The Founding Fathers refers to the individuals credited with achieving the independence of the United States of America. These seven men, from the original 13 colonies in the United States, worked to promote the American Revolution against British colonialism and are responsible for creating some of the most important documents in this country today, including the Declaration of Independence and the United States Constitution. Each individual listed below also helped form the earliest government of the US.
7. George Washington
George Washington is best known as the first president of the newly independent nation. Prior to holding this position, however, he served in the military from 1752 to 1758. The following year, the voting population in Virginia elected him to join the Virginia House of Burgesses, where he first began speaking against the British colonial powers. He was also a member of the First Continental Congress and was recruited to head the Continental Army against the British troops during the American Revolutionary War. As commander-in-chief, Washington led the military to several victories that eventually won the war. This victory made him a popular figure throughout the colonies and he was elected as the first president, with a ballot of 69 electors to 0.
6. James Madison
James Madison played an important role in writing the United States Constitution and is often referred to as the Father of the Constitution. Prior to creating the majority of this important founding document, Madison served as a member of the Virginia House of Delegates, the Virginia Convention, the Continental Congress, and the Council of the State of Virginia. He is also responsible for forming the Constitutional Congress, which met from May to September of 1787 to negotiate the details of the final version of the US Constitution. After authoring this document, he worked with Alexander Hamilton and John Jay to publish the Federalist Papers, which were used to persuade the 13 colonies to agree with the final version. Additionally, James Madison served as the fourth president of the US.
5. Thomas Jefferson
Thomas Jefferson is considered a Founding Father because of his role in writing the Declaration of Independence as a member of the Committee of Five. He was responsible for writing the original draft, which was presented to the Continental Congress for consideration. Like the other Founding Fathers, Jefferson also served as a politician in the House of Burgesses, the Continental Congress, and the House of Delegates. Additionally, he was the governor of Virginia. After achieving independence, George Washington appointed Jefferson to serve as the first secretary of state. He went on to become the second vice president and the third president of the United States.
4. John Jay
John Jay represented the United States at the signing of the Treaty of Paris, which put an end to the American Revolutionary War.

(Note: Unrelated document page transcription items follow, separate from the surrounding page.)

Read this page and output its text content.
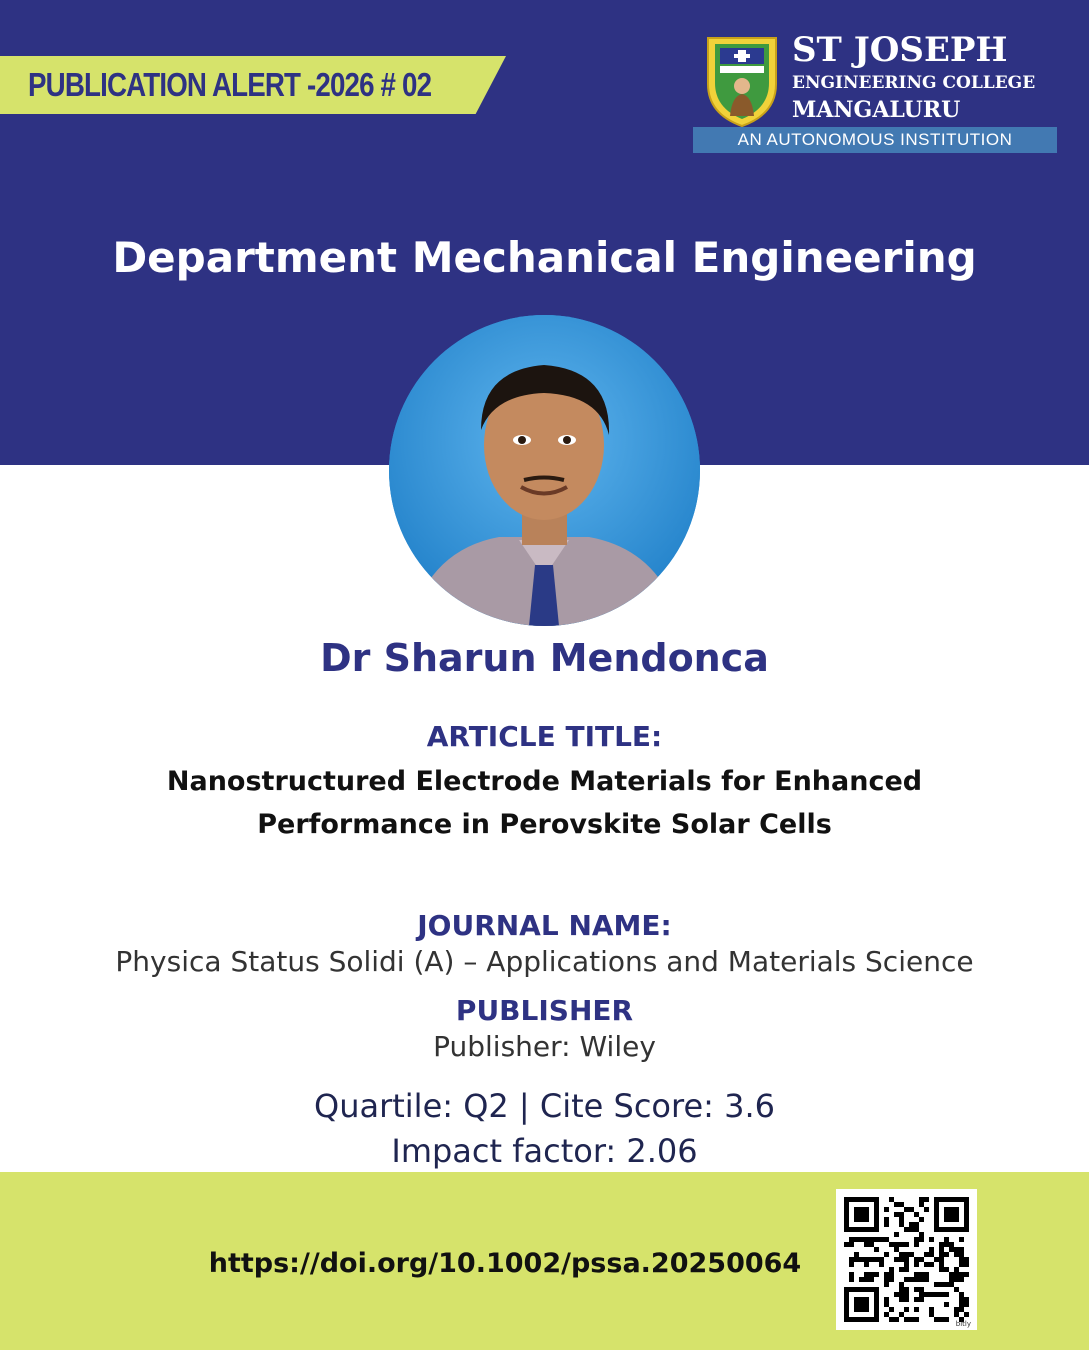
PUBLICATION ALERT -2026 # 02
ST JOSEPH
ENGINEERING COLLEGE
MANGALURU
AN AUTONOMOUS INSTITUTION
Department Mechanical Engineering
Dr Sharun Mendonca
ARTICLE TITLE:
Nanostructured Electrode Materials for Enhanced Performance in Perovskite Solar Cells
JOURNAL NAME:
Physica Status Solidi (A) – Applications and Materials Science
PUBLISHER
Publisher: Wiley
Quartile: Q2 | Cite Score: 3.6
Impact factor: 2.06
https://doi.org/10.1002/pssa.20250064
bitly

Additionally, he was one of the key authors of the Federalist Papers, which served to convince the original colonies to vote in favor of amending the constitution. Prior to these actions, Jay became involved in the movement for independence when he joined the New York Committee of Correspondence. He went on to become a delegate in the First and Second Continental Congresses, although he resigned from the Second Continental Congress due to his refusal to sign the Declaration of Independence. He was against taking military action to achieve independence. President George Washington appointed him as the first US supreme court justice after he declined to accept the nomination as secretary of state.
3. Alexander Hamilton
Alexander Hamilton became involved with the American Revolution when he joined a militia group while studying at King’s College in New York. This militia went on to fight in the American Revolutionary War and Hamilton became a lieutenant and captain in the military. Additionally, he held the unofficial position of chief of staff under President George Washington, and later was elected to serve as a delegate of New York on the Constitutional Convention. In an attempt to convince the colonies to ratify the constitution, Hamilton collaborated with James Madison and John Jay to write the Federalist Papers, a collection of 85 persuasive essays. In 1789, Washington selected Hamilton to serve as the first secretary of the treasury. In this position, Hamilton had a critical role in strengthening federal powers, establishing the first national bank, and creating the United States Mint.
2. Benjamin Franklin
Benjamin Franklin was more than a Founding Father of the United States; he is also known for his lasting impact on the fields of diplomacy, literature, political science, and science. He became involved in politics in 1751, when he was elected to serve on the Pennsylvania Assembly, where he worked to promote increased autonomy for the colony. Franklin spent 6 years in Great Britain, trying to negotiate with the British crown and warning them that increasing control over the continental colonies would result in rebellion. In 1775, he served as a delegate on the Second Continental Congress and went on to assist in the creation of the constitution and was one of its signers. Franklin traveled to France as a diplomat and played a critical role in gaining French support of the American independence movement. France provided foreign aid to the colonies, which helped them defeat the British military. He stayed in France to negotiate the terms of the Treaty of Paris, which ended the war. Additionally, he played an important role in establishing the postal service of the United States, enabling communication to be sent between towns and colonies at a faster speed.
1. John Adams
Like the previously mentioned Founding Fathers, John Adams served as a representative on the First and Second Continental Congresses. Prior to this political move, he was a member of the legislative body of the colony of Massachusetts. Adams was also responsible for nominating George Washington as the commander-in-chief of the American military forces during the war. Additionally, he served on the committee that worked together to create the United States Constitution. Adams also spent time in France as a diplomat with fellow Founding Father Benjamin Franklin, returned to work on the Constitutional Convention of Massachusetts, and later returned to France to help negotiate the Treaty of Paris. John Adams went on to become the first vice president of the newly formed nation and later became the second president.